Sometimes our daydreams become reality. Recently, we had a conversation at the office about what a modern Japanese 125cc two-stroke might look and perform like. The conversation went on for hours. Not long afterward, we ran into Josh Bombard and Tim Sharp at the track with their KX144 creation. If Kawasaki made this two-stroke available in 2022, would you buy one?
Tim Sharp was a local SoCal pro in the late ’90s and early 2000s, so he was right in the middle of the racing transition from two-stroke to four-stroke machines. Like the rest of the industry, he went along with the change, thinking two-strokes were done. Josh Bombard grew up around the racing side of the industry, with his dad, Dave “Firehouse” Bombard, working at factory Kawasaki during the Danny Hamel days and then at racing powerhouse Pro Circuit with Bones Bacon under legendary team owner Mitch Payton. The two had a common goal with this project and set out to build a modern Kawasaki KX125. Trust us, it sounds a lot easier than it actually was.
Locating an affordable KX125 in the current market is tough, but the two seemed to figure that out pretty easily. With a good platform, the real work began. The bike was completely torn down to the frame, with the main frame and subframe headed off to powdercoating. The suspension received huge upgrades, getting the VIP treatment from Pro Circuit via a complete rebuild internally and some high-dollar specialty coatings throughout.

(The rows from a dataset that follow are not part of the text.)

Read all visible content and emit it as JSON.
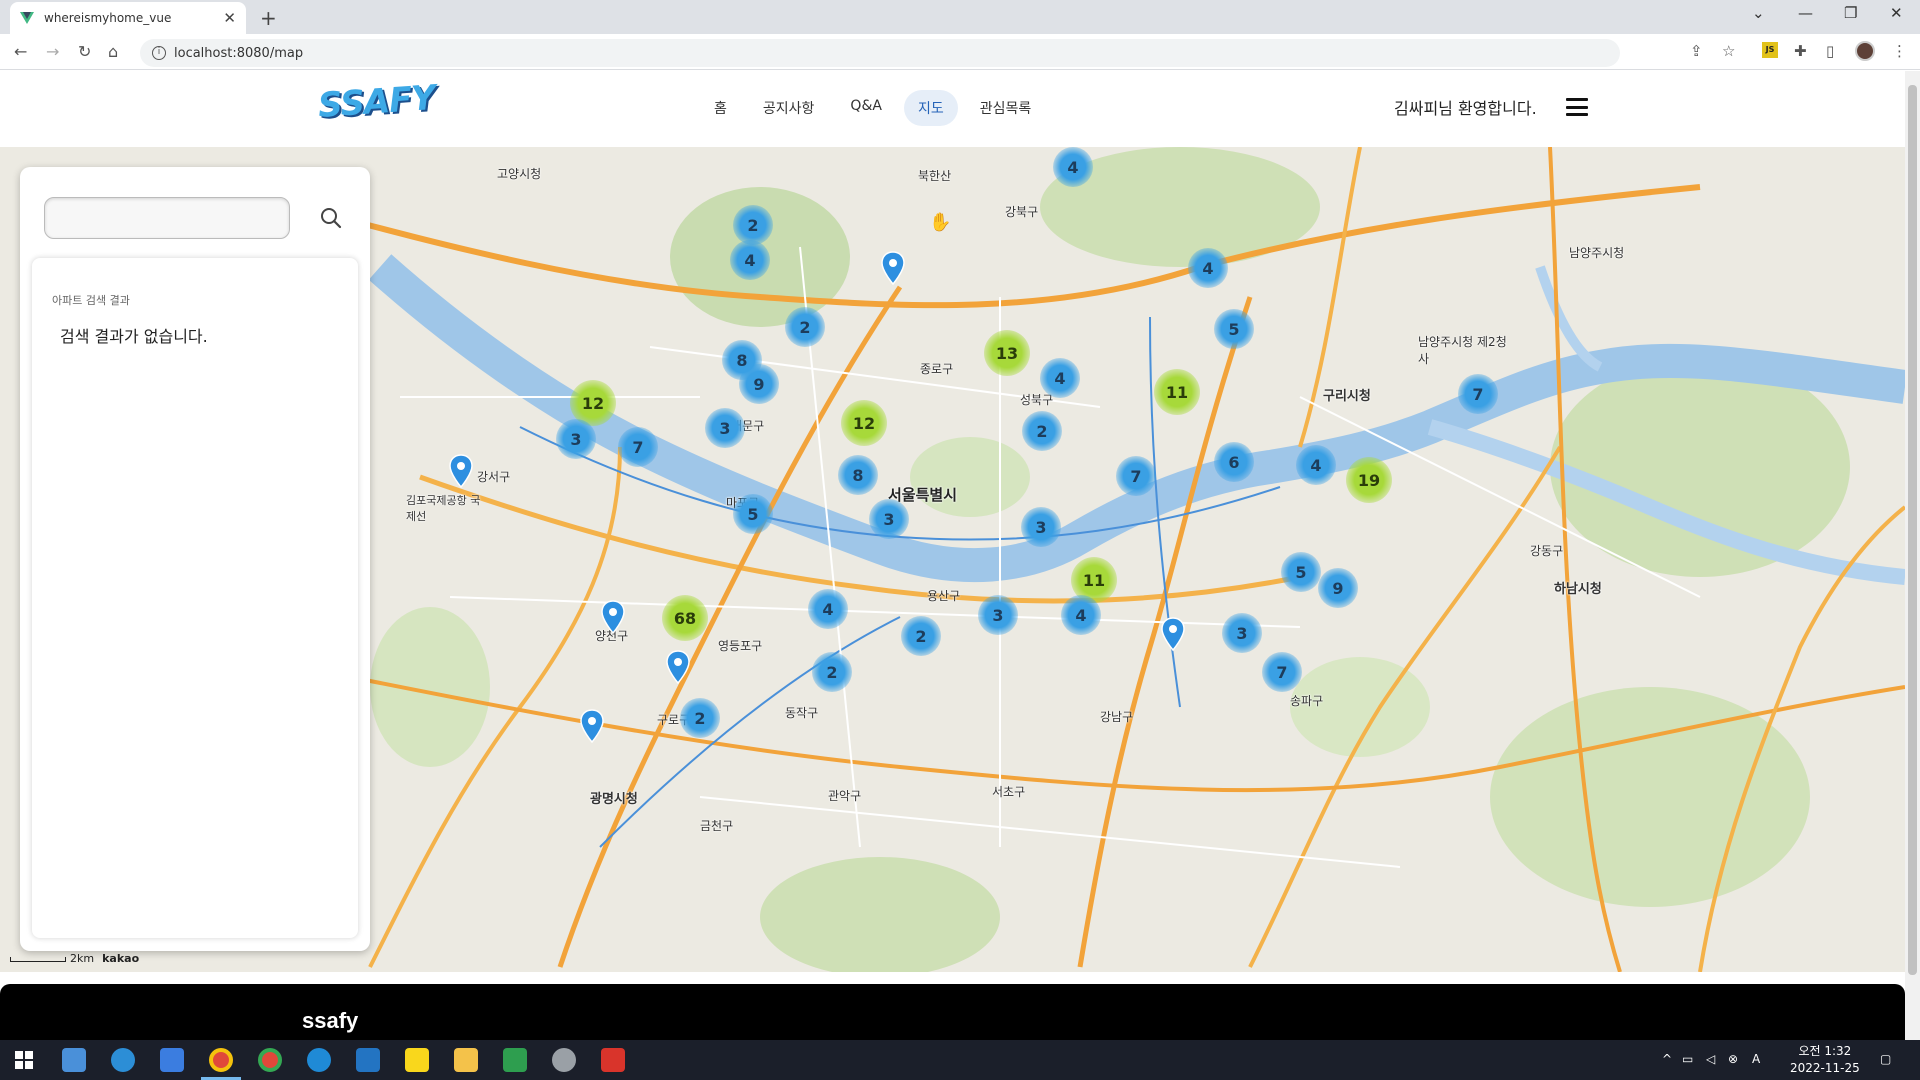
{
  "browser": {
    "tab_title": "whereismyhome_vue",
    "url": "localhost:8080/map"
  },
  "header": {
    "logo": "SSAFY",
    "menu": [
      {
        "label": "홈"
      },
      {
        "label": "공지사항"
      },
      {
        "label": "Q&A"
      },
      {
        "label": "지도",
        "active": true
      },
      {
        "label": "관심목록"
      }
    ],
    "welcome": "김싸피님 환영합니다."
  },
  "search": {
    "input_value": "",
    "results_title": "아파트 검색 결과",
    "empty_message": "검색 결과가 없습니다."
  },
  "map": {
    "labels": {
      "seoul": "서울특별시",
      "goyang": "고양시청",
      "guri": "구리시청",
      "hanam": "하남시청",
      "gwangmyeong": "광명시청",
      "namyangju": "남양주시청",
      "namyangju2": "남양주시청 제2청사",
      "gimpo_airport": "김포국제공항 국제선",
      "bukhansan": "북한산",
      "gangseo": "강서구",
      "mapo": "마포구",
      "jongno": "종로구",
      "seongbuk": "성북구",
      "yongsan": "용산구",
      "gangnam": "강남구",
      "seocho": "서초구",
      "songpa": "송파구",
      "guro": "구로구",
      "geumcheon": "금천구",
      "gwanak": "관악구",
      "dongjak": "동작구",
      "gangdong": "강동구",
      "yangcheon": "양천구",
      "yeongdeungpo": "영등포구",
      "seodaemun": "서대문구",
      "gangbuk": "강북구"
    },
    "clusters": [
      "4",
      "2",
      "4",
      "2",
      "4",
      "13",
      "5",
      "8",
      "9",
      "4",
      "11",
      "12",
      "3",
      "7",
      "12",
      "2",
      "7",
      "3",
      "7",
      "8",
      "6",
      "4",
      "19",
      "5",
      "3",
      "3",
      "11",
      "5",
      "9",
      "4",
      "2",
      "68",
      "4",
      "3",
      "3",
      "7",
      "2",
      "2"
    ],
    "scale_text": "2km",
    "attribution": "kakao"
  },
  "footer": {
    "title": "ssafy"
  },
  "taskbar": {
    "time": "오전 1:32",
    "date": "2022-11-25"
  }
}
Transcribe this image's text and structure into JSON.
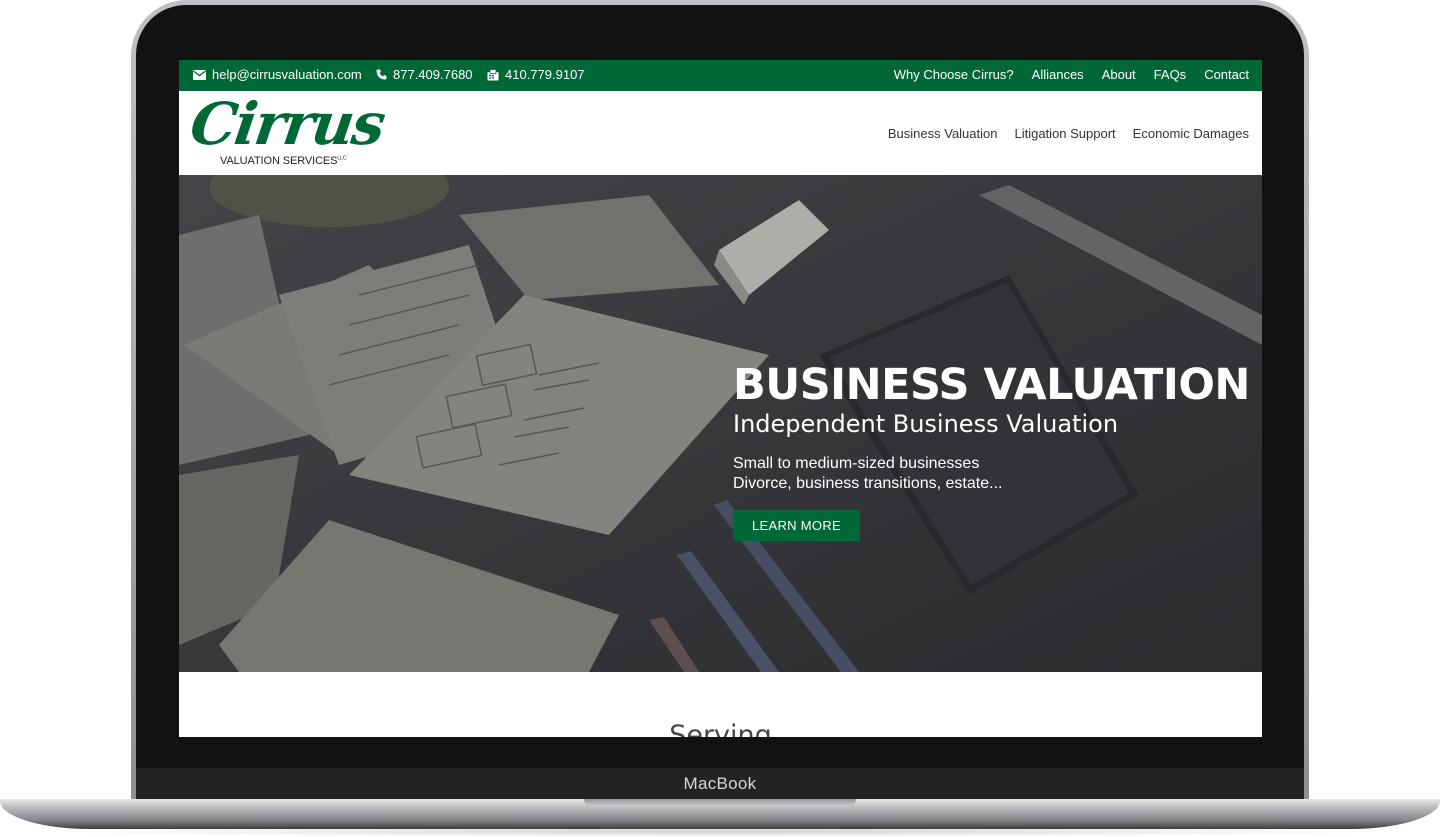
{
  "device": {
    "label": "MacBook"
  },
  "topbar": {
    "email": "help@cirrusvaluation.com",
    "phone": "877.409.7680",
    "fax": "410.779.9107",
    "icons": [
      "envelope-icon",
      "phone-icon",
      "fax-icon"
    ],
    "links": [
      "Why Choose Cirrus?",
      "Alliances",
      "About",
      "FAQs",
      "Contact"
    ]
  },
  "logo": {
    "word": "Cirrus",
    "subtitle": "VALUATION SERVICES",
    "suffix": "LLC"
  },
  "nav": [
    "Business Valuation",
    "Litigation Support",
    "Economic Damages"
  ],
  "hero": {
    "title": "BUSINESS VALUATION",
    "subtitle": "Independent Business Valuation",
    "lines": [
      "Small to medium-sized businesses",
      "Divorce, business transitions, estate..."
    ],
    "button": "LEARN MORE"
  },
  "section": {
    "heading": "Serving"
  },
  "colors": {
    "brand_green": "#006837",
    "hero_overlay": "#3a3b3e",
    "text": "#333333"
  }
}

The remaining chassis items, such as the swingarm, rear shock linkage, air box, braking systems and gas tank, all got cleaned up and rebuilt if needed. Wheels are almost always in need of attention on these types of builds, and this build was no exception. The OEM units got new black Excel rims, stainless steel spokes, anodized green nipples and powdercoated green hubs with new bearings on the inside. The last piece, and probably the easiest piece, of the modernization puzzle was a complete KX restyle kit from Polisort Plastics. This kit gives older two-strokes a more modern look similar to the current KX450 four-stroke models, and bolts right on using the same mounting points as the OEM plastics.
With the chassis updates under control, the focus shifted to getting more power out of the 125cc engine. One surefire way to increase performance is to go bigger. So, the decision was made to send out the top end to longtime big-bore builder Eric Gorr at EGR. EGR offers two options in the big-bore category: Super Mod and Big-Bore. We went with the Big-Bore that EGR designed with the biggest bore size (4–6mm/.160–.240 inch) for Vet/Displacement/Modified classes or outlaw racing.
Also included are cylinder porting and polishing with head mods for three choices of powerband and fuel type: 1. More low to midrange, 2. More mid to top end, and 3. Wider power throughout the curve. These kits can be run on 91-octane pump gas, 98-plus-octane race gas and oxygenated race gas. While the top end was being reconfigured by EGR, Tim Sharp cleaned up the cases and rebuilt the bottom end just to be on the safe side. Sharp also rebuilt the stock Mikuni carburetor, installing the jetting specs recommended by EGR for the new, larger 144cc cylinder. The last performance item added was a complete exhaust system by Scalvini that included a hand-welded cone pipe and carbon fiber silencer.
SUM OF ALL ITS PARTS
This bike is an absolute blast to ride and gets a lot of attention no matter where it is. After spinning an entire tank of gas through the bike, managing editor Mark Tilley commented, “I wish I had this bike when I raced Supercross and the outdoor nationals.” Tim Sharp did the bulk of the wrench-turning; it’s a hobby and a little bit of a side hustle for him. Bombard was there every step of the way to lend a helping hand when he could and some moral support when needed. It’s kind of odd more aftermarket parts are available to the general public for these bikes now than when they were being raced as new machines, but that doesn’t mean parts are easy to find.
With the overwhelming popularity of the two-strokes, available parts are being consumed at alarming rates. Even with the pair going way overboard on this build, the total cost of the build was about equal to what a brand-new 125cc two-stroke would be off the showroom floor without modifications. We are glad people like Josh and Tim are out there building these projects. It makes the staff here at Dirt Bike feel a little less crazy if there are other people who share our passion for older two-strokes.